OPINION: We need to talk about SA’s culture of violence
By Theodore Petrus
The recent events in Senekal in the eastern Free State have, for the umpteenth time, thrust the related issues of farm murders, racial tension, violent crime, and the responses of political leaders to these issues on the national agenda.
The latest outrage was sparked by the murder of farm manager Brendin Horner. On Tuesday 6, October 2020, demonstrators – mostly white farmers – embarked on a violent protest at the Senekal Magistrate’s Court, following the appearance of two suspects for allegedly murdering Mr Horner.
According to reports, a gunshot was fired, and a police vehicle was set on fire.
In response, EFF leader Julius Malema called on his “ground forces” to attend the Senekal trial of the murder accused, scheduled for October 16, to “defend” state property and democracy. This response has generated a polarised reaction from the public, with some supporting this call, while others criticised Malema for inciting violence and racial division.
This drama is playing out while the country is still reeling from continuing incidents of gender-based violence and violence against children.
This begs the question: Do we have a culture of violence in South Africa?

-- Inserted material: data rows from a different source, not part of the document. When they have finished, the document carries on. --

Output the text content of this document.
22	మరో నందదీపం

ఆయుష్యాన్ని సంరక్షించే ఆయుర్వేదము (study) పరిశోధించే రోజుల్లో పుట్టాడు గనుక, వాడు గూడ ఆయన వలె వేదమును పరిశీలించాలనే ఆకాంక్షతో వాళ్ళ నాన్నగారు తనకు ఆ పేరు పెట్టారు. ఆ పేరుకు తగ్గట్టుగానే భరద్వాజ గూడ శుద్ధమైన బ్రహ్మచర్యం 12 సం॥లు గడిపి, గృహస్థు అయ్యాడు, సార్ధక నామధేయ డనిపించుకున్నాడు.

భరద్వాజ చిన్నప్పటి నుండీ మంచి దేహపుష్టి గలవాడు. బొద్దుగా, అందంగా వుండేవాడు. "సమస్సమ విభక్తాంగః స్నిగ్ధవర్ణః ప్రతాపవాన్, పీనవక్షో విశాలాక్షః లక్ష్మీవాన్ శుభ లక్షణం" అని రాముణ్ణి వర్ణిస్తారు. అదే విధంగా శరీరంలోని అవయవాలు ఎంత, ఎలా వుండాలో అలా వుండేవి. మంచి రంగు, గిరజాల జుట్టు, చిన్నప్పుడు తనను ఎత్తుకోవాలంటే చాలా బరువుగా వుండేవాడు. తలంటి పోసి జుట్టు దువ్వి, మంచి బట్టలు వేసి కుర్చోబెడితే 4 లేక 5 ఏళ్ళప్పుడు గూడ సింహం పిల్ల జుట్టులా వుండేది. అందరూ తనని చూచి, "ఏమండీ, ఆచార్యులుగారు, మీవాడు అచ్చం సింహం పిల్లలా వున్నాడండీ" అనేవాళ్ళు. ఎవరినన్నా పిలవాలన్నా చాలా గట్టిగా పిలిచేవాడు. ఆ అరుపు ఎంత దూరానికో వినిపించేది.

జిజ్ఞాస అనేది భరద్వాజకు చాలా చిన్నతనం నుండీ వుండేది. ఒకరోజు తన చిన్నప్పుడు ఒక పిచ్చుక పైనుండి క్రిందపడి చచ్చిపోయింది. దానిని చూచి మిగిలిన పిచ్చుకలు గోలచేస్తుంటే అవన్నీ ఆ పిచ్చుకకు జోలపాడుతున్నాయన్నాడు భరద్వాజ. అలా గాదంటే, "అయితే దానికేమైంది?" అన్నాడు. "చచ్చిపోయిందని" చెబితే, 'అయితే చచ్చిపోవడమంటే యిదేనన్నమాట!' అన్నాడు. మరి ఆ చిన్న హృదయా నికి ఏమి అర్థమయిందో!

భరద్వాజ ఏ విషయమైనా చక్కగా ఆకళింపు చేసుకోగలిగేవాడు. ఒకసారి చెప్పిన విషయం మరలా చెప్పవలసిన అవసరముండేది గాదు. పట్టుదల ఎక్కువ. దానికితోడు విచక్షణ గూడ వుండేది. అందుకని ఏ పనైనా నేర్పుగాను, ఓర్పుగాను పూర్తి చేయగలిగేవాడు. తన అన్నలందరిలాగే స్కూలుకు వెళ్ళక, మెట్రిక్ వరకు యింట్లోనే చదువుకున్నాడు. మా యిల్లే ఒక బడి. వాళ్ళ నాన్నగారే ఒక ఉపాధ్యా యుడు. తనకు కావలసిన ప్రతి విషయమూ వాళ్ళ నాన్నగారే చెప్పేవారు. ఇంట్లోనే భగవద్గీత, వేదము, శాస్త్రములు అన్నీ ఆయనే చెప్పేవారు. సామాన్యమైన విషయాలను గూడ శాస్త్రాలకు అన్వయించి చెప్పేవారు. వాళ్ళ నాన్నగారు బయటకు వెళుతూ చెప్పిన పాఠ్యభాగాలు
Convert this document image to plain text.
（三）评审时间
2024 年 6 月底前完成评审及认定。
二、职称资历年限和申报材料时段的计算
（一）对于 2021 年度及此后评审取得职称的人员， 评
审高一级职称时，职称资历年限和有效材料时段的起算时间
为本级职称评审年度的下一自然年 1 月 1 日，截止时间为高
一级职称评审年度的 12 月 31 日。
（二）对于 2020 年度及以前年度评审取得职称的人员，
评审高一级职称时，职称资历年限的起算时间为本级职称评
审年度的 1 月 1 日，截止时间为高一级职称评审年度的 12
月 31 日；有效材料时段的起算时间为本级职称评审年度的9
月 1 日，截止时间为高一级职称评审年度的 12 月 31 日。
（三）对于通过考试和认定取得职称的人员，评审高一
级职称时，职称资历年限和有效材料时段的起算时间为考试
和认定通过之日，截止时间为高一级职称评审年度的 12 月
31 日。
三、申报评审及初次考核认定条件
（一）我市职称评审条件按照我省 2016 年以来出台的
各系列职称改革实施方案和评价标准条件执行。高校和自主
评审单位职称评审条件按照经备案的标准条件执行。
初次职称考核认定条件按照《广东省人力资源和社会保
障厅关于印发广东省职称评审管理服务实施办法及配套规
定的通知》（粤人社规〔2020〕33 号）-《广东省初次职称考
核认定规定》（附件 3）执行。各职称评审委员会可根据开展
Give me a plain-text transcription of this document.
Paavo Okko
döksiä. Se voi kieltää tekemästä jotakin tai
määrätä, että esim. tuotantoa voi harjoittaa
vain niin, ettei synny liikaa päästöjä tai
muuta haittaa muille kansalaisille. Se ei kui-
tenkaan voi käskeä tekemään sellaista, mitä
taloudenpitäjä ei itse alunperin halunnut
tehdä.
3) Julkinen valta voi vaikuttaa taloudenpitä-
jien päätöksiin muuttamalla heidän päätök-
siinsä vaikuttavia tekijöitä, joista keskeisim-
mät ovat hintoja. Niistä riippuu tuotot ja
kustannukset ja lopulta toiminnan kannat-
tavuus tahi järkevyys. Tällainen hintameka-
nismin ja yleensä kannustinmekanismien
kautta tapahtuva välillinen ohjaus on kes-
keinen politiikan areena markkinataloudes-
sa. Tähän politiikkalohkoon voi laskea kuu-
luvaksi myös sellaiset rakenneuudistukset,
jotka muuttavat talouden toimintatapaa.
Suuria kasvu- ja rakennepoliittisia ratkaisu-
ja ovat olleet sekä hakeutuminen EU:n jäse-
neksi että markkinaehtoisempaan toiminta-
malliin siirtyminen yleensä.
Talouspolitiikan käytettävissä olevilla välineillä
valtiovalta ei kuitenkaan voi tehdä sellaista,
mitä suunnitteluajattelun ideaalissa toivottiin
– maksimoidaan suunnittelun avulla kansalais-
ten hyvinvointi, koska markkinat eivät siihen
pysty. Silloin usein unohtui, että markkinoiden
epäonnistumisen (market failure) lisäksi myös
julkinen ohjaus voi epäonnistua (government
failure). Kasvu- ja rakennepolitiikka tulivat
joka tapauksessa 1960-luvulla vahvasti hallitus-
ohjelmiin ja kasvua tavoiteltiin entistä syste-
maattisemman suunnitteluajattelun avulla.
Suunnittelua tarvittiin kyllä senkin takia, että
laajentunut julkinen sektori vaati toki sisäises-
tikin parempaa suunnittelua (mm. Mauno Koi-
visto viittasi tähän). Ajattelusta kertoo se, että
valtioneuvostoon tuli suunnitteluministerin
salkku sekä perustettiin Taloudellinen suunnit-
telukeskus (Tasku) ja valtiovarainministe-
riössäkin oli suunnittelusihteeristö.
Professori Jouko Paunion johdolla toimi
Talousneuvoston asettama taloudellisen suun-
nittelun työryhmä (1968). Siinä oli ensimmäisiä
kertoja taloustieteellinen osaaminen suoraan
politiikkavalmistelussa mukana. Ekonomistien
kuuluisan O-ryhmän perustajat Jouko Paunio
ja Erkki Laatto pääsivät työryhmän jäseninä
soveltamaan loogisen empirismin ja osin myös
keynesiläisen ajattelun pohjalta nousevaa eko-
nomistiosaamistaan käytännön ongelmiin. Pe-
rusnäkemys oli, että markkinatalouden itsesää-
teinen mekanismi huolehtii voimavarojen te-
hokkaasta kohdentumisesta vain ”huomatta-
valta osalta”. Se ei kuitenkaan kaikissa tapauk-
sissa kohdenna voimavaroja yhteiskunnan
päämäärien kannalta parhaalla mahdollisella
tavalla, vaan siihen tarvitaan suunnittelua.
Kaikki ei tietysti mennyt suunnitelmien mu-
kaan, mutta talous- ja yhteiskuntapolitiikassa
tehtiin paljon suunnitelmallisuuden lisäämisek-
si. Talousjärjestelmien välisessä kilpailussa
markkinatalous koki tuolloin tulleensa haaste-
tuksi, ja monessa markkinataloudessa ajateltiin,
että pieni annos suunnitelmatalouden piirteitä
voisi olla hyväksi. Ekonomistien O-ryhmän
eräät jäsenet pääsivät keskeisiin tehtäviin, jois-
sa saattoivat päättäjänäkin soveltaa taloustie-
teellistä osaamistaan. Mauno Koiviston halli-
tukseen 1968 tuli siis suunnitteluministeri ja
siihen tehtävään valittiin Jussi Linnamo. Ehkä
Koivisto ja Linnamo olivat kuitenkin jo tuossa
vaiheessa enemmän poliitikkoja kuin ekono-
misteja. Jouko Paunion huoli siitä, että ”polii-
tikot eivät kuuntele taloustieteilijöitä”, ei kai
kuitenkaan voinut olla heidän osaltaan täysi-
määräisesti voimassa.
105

The concept of culture is often used (and misused) to refer to a range of different things. For some, culture refers to the observable distinctive traits of a particular group or collective, such as dress, food, or technology. For others, it refers to more abstract traits such as language, beliefs, or customs and traditions. For still others, culture refers to an appreciation for human expression in the form of art and music. Culture is all of these things, but it is also more than this.
Anthropologically, culture is a central concept that helps us to make sense of human social dynamics and behaviour across all times and locations. As such, culture is seen as a complex system that both shapes, and is shaped by, humans within specific contexts. Culture thus has three key characteristics that concern us here. First, culture is shared. Second, culture is learned. Third, culture is symbolic.
The question of whether or not we are in a culture of violence in South Africa raises further questions about whether we can, or should, speak of a culture of violence in the first place. What can we observe if we analyse this concept in relation to the three characteristics of culture outlined above?
As a country, we indeed share a history of violence. We share a history of multiple levels of violence, including structural, political, economic, social, and even cultural violence. We also share in the mass media consumption of violence.
A culture survives over time because it is learned by successive generations. Values, beliefs, customs, practices, language, and many other symbols of culture are transferred from generation to generation through enculturation or socialisation.
Experiences of violence, whether as perpetrators or victims or both, are inherited by successive generations. This is why we see many examples of history repeating itself in, for example, violent protests, or excessive force by the police, or perceived violence-inciting rhetoric. None of these are new, as there are various examples throughout our history as a country.
What does violence mean in South African society? What is its symbolic value? Violence has become like a language. It is a form of communicating or expressing a range of negative emotions and attitudes, including anger, frustration, fear, anxiety, intolerance, and disrespect for basic human rights.
It is still perceived by many as a valid symbol of resistance, and maybe as justified on this basis. How often do we hear people involved in violent protests saying that “violence is the only language the government understands!”
From the above, it could well be argued that, in terms of the three characteristics of culture, there indeed exists a culture of violence in South Africa.
But what can we do about it? Perhaps the best way to address the culture of violence is to start with successive generations. In any society, if you want to change the culture, you need to start with the youth. Cultural values are more easily shaped and adopted by the youth than by older generations, who tend to be more rooted and set in their ways.
These changing values then need to be enculturated among the youth in the hope that it will be internalised sufficiently to promote new ways of thinking and behaving.
How do we achieve this? By demonstrating proper leadership and by being the examples that we want our youth to become. We cannot expect to dismantle the culture of violence if we have leaders who, whether intentional or not, are perceived to be promoting the very values that encourage violence and anarchy. We need to demonstrate a willingness to use more productive and constructive ways to resolve differences or conflict, other than resorting to the destruction of property or harming others.
Lastly, we must address the structural violence of an enduring social and economic system that continues to victimise and marginalise many.
Culture and environment are interlinked. To change the culture of violence, we need to change the environment of violence.
Theodore Petrus is an associate professor in the Department of Anthropology at the University of the Free State.